Mixed Metaphors
Jul. 30, 2002 ] 5:44 AM
Great. Now BF's mad at me for the previous entries. That is why sometimes I do avoid writing about my BF unless it is something amusing or witty or amazing that he did to make me smile.

An ivory idol of some sort. No flaws the naked eye can see.

A diary grows with its users. One entry may diverge wildly from the next, simply because it charts the troubled waters of life as the person attempts to navigate from the shallows to stormy turbulence to the peaceful calm waters that glitter like molten gold. And when the person is prone to wild mood swings and dramatic exits and entrances in her own mind...

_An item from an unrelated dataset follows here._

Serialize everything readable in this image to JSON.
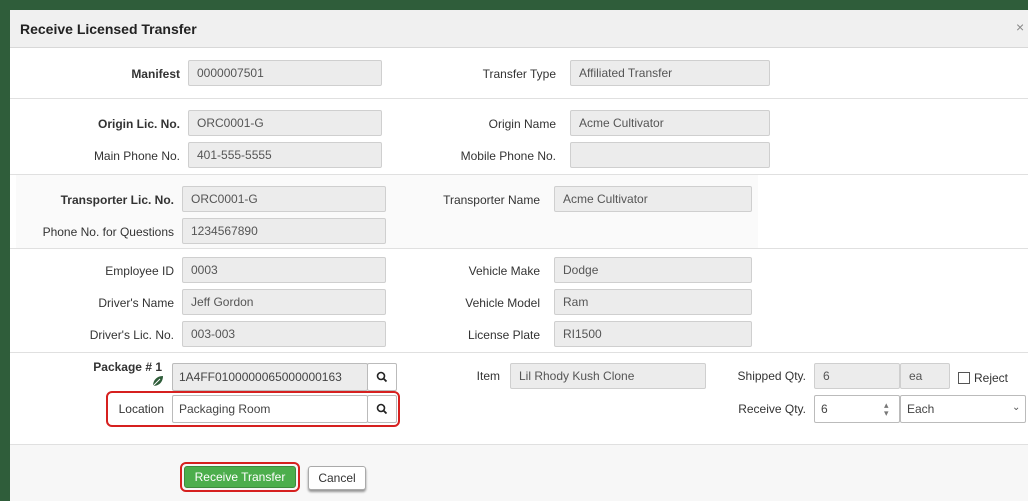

Jingle pointed out today that I was attempting to accentuate all of BF's flaws to her. I must admit I do so especially when I am trying to make a decision. I do it consciously. I do it subconsciously.

Because only then will I be able to walk into the next hall in my travels with him with my eyes wide open and my back straight as a plank.

And besides when the decision becomes concrete, it makes it all the stronger.

And because of it, the past few days of stormy turbulence have brought me peace. Much needed peace. They have shown me the impassable storms were merely exaggerated by imaginative fear. Exposed the bare bones of what I feared to look at. My mortality. My own imperfect soul.

Maybe I am lying to myself. Perhaps. But it will then be justifiable lies. Lies that can be supported and verified and proven and cross-examined until they stand so close to truth as to be unable to be taken as a falsehood.

And that is the perhaps the closest to the truth that an imperfect person will ever get.

Truth is a jewel with many facets. My falsehood may just be a facet of the jewel, and I merely think it a falsehood. Being imperfect I will never know. But thinking that I know, brings me peace.